Book description
Steven Kotler was forty years old, single, and facing an existential
crisis when he met Lila, a woman devoted to animal rescue. "Love me,
love my dogs," was her rule, and Steven took it to heart. Spurred to
move by a housing crisis in Los Angeles, Steven, Lila - and their eight
dogs, then ten, then twenty, and then they lost count - bought a
postage-stamp-sized farm in Chimayo, New Mexico. A Small Furry Prayer
chronicles their adventures at Rancho de Chihuahua, the sanctuary they
created for their pack with special needs: the very old, the very sick,
and, as Kotler says, "the really retarded."
An insider look at the culture of dog rescue, A Small Furry Prayer
weaves personal experience, and scientific inquiry into a fast-paced,
fun-filled narrative that explores what it means to devote one's life
to the furry and the four-legged.
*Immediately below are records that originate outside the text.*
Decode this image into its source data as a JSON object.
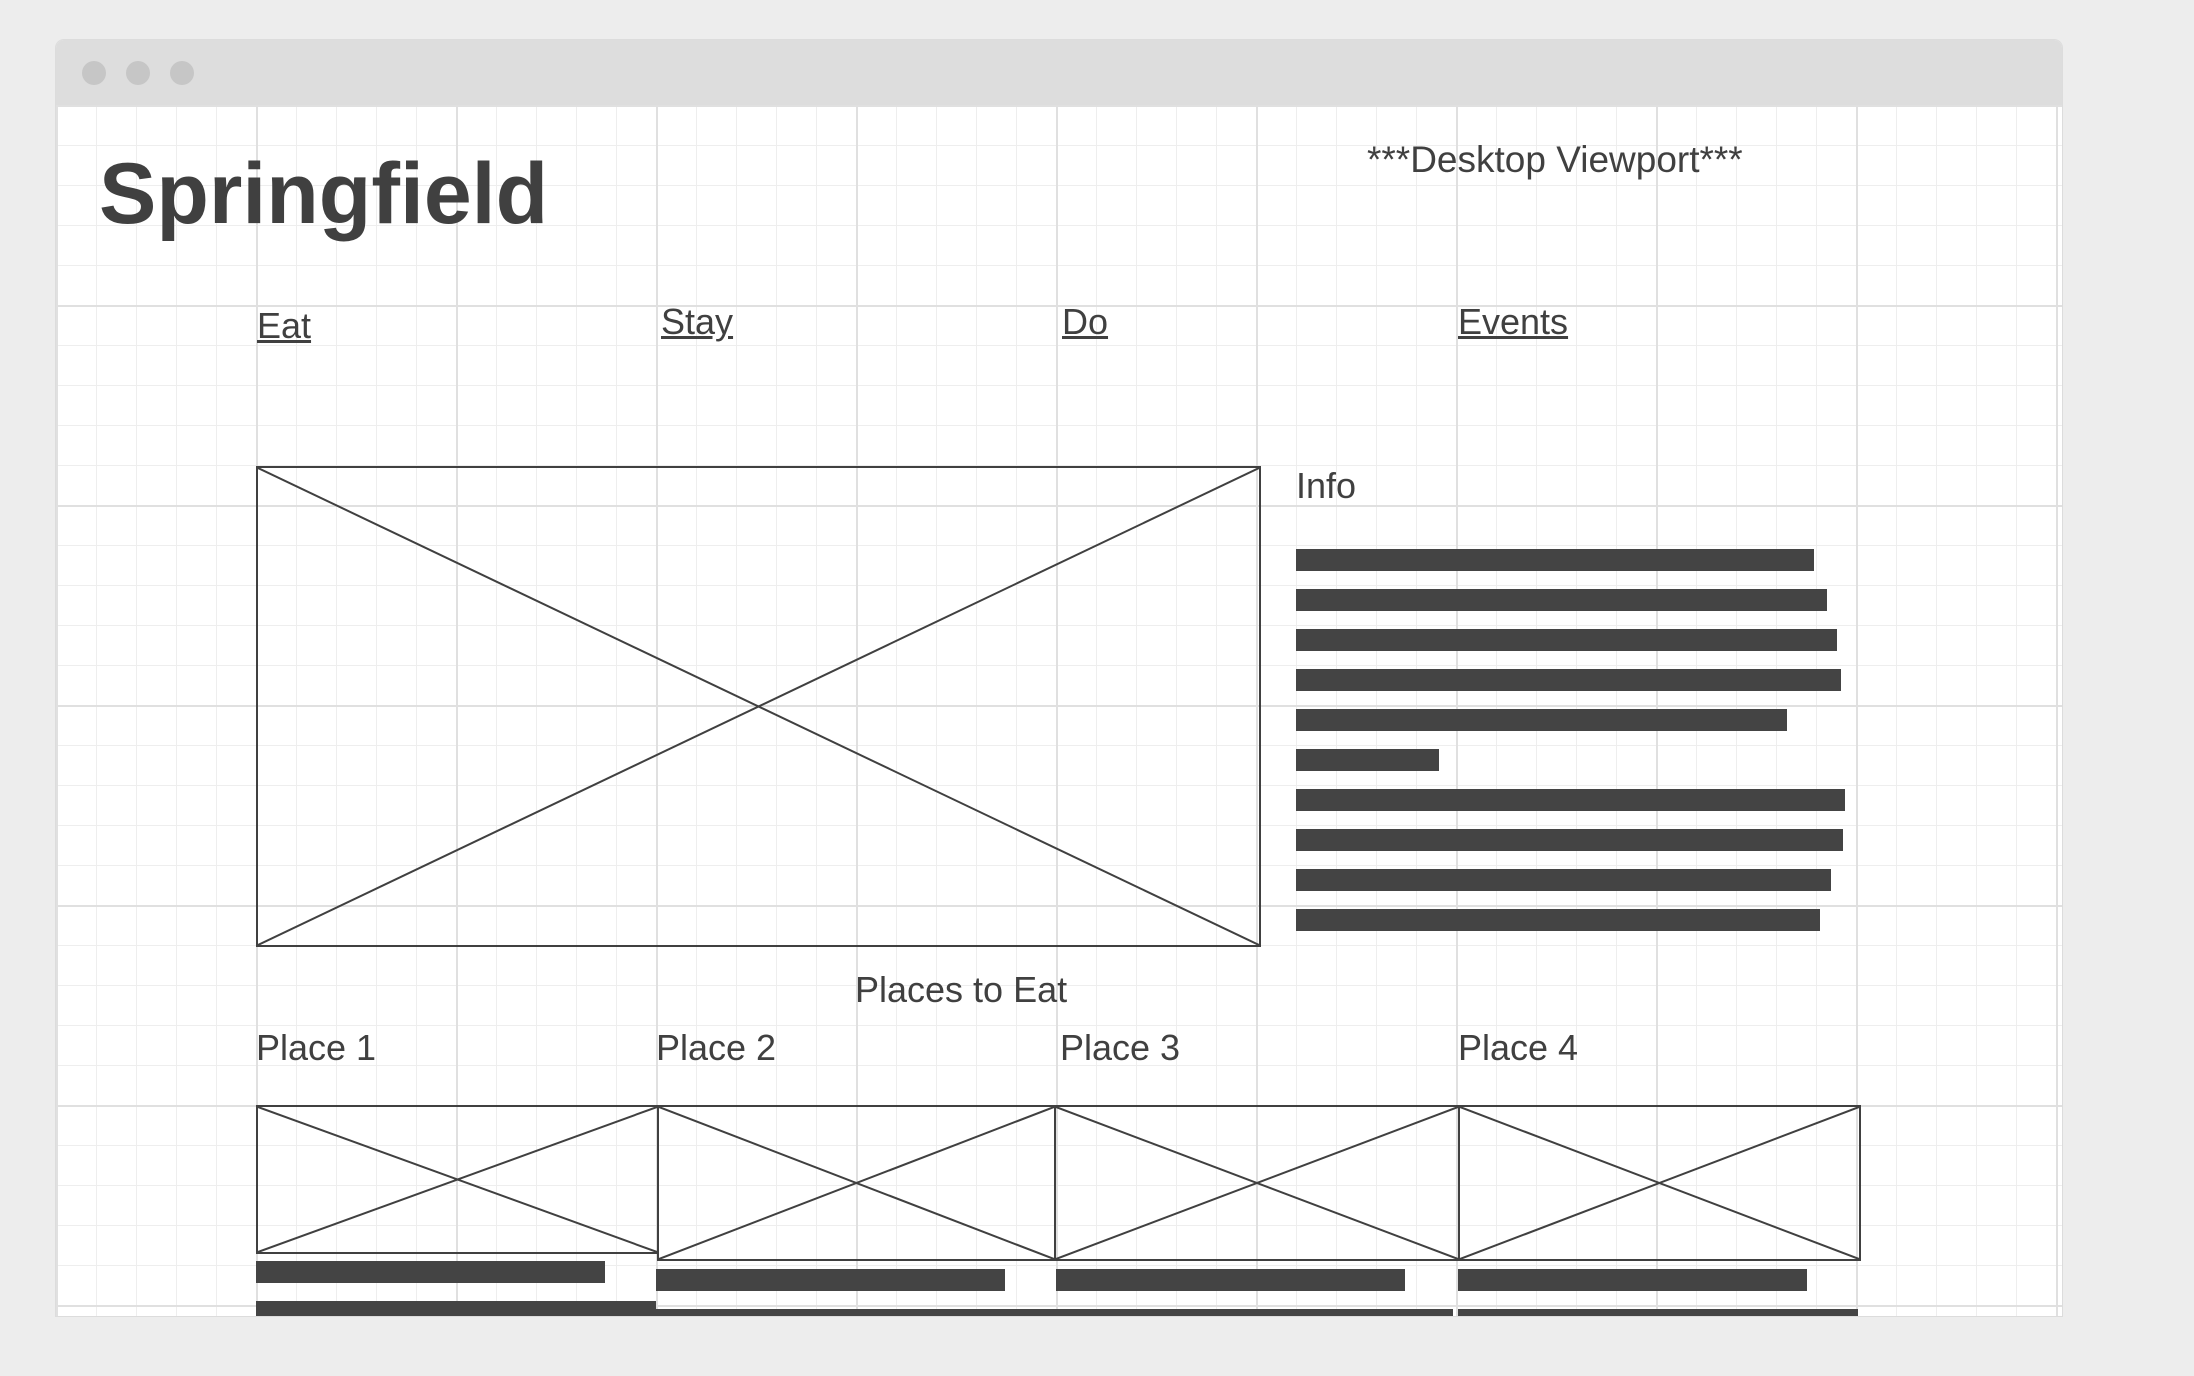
{
  "page": {
    "title": "Springfield",
    "viewport_note": "***Desktop Viewport***"
  },
  "nav": {
    "eat": "Eat",
    "stay": "Stay",
    "do": "Do",
    "events": "Events"
  },
  "info": {
    "heading": "Info"
  },
  "places": {
    "heading": "Places to Eat",
    "items": [
      {
        "label": "Place 1"
      },
      {
        "label": "Place 2"
      },
      {
        "label": "Place 3"
      },
      {
        "label": "Place 4"
      }
    ]
  },
  "colors": {
    "frame": "#dddddd",
    "ink": "#404040",
    "text_bar": "#444444",
    "grid": "#e0e0e0"
  }
}
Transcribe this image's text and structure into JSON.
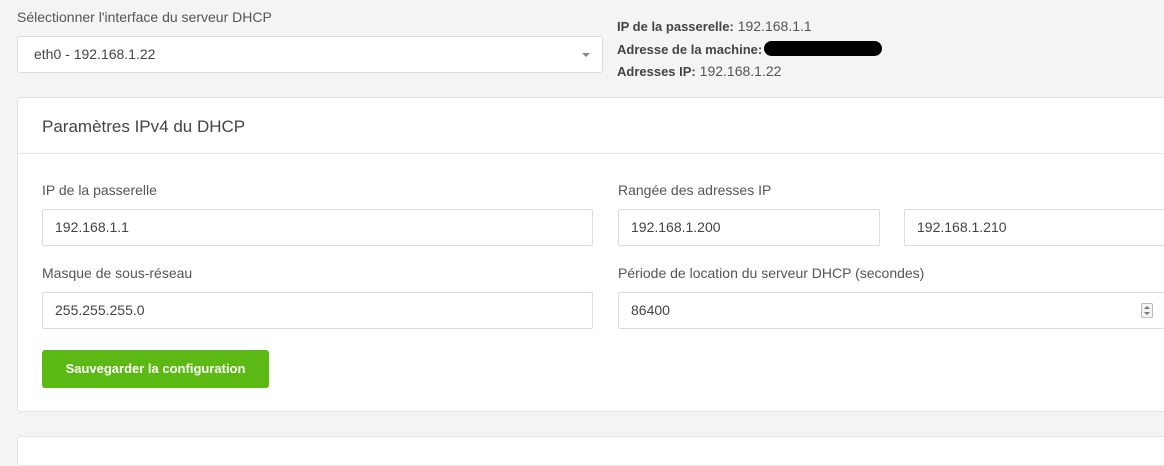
{
  "interface": {
    "label": "Sélectionner l'interface du serveur DHCP",
    "selected": "eth0 - 192.168.1.22"
  },
  "info": {
    "gateway_label": "IP de la passerelle:",
    "gateway_value": "192.168.1.1",
    "machine_label": "Adresse de la machine:",
    "ip_label": "Adresses IP:",
    "ip_value": "192.168.1.22"
  },
  "panel": {
    "title": "Paramètres IPv4 du DHCP",
    "gateway_label": "IP de la passerelle",
    "gateway_value": "192.168.1.1",
    "range_label": "Rangée des adresses IP",
    "range_start": "192.168.1.200",
    "range_end": "192.168.1.210",
    "mask_label": "Masque de sous-réseau",
    "mask_value": "255.255.255.0",
    "lease_label": "Période de location du serveur DHCP (secondes)",
    "lease_value": "86400",
    "save_label": "Sauvegarder la configuration"
  },
  "colors": {
    "accent": "#5cb914"
  }
}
Along the way, Kotler combs through
every aspect of canine-human relations, from long human history with
dogs to brand new research into the neuroscience of canine
companionship, in the end discovering why living in a world made of dog
may be the best way to uncover the truth about what it really means to
be human.
Steven Kotler is the author of the novel The Angle Quickest for
Flight, a San Francisco Chronicle bestseller, and West of Jesus, a 2006
PEN West finalist. His work has appeared in the GQ, Wired, New York
Times Magazine, National Geographic and elsewhere, and he writes The
Playing Field,
a blog about the science of sport for PsychologyToday. com. Kotler runs
the Rancho de Chihuahua dog sanctuary with his wife in rural New Mexico.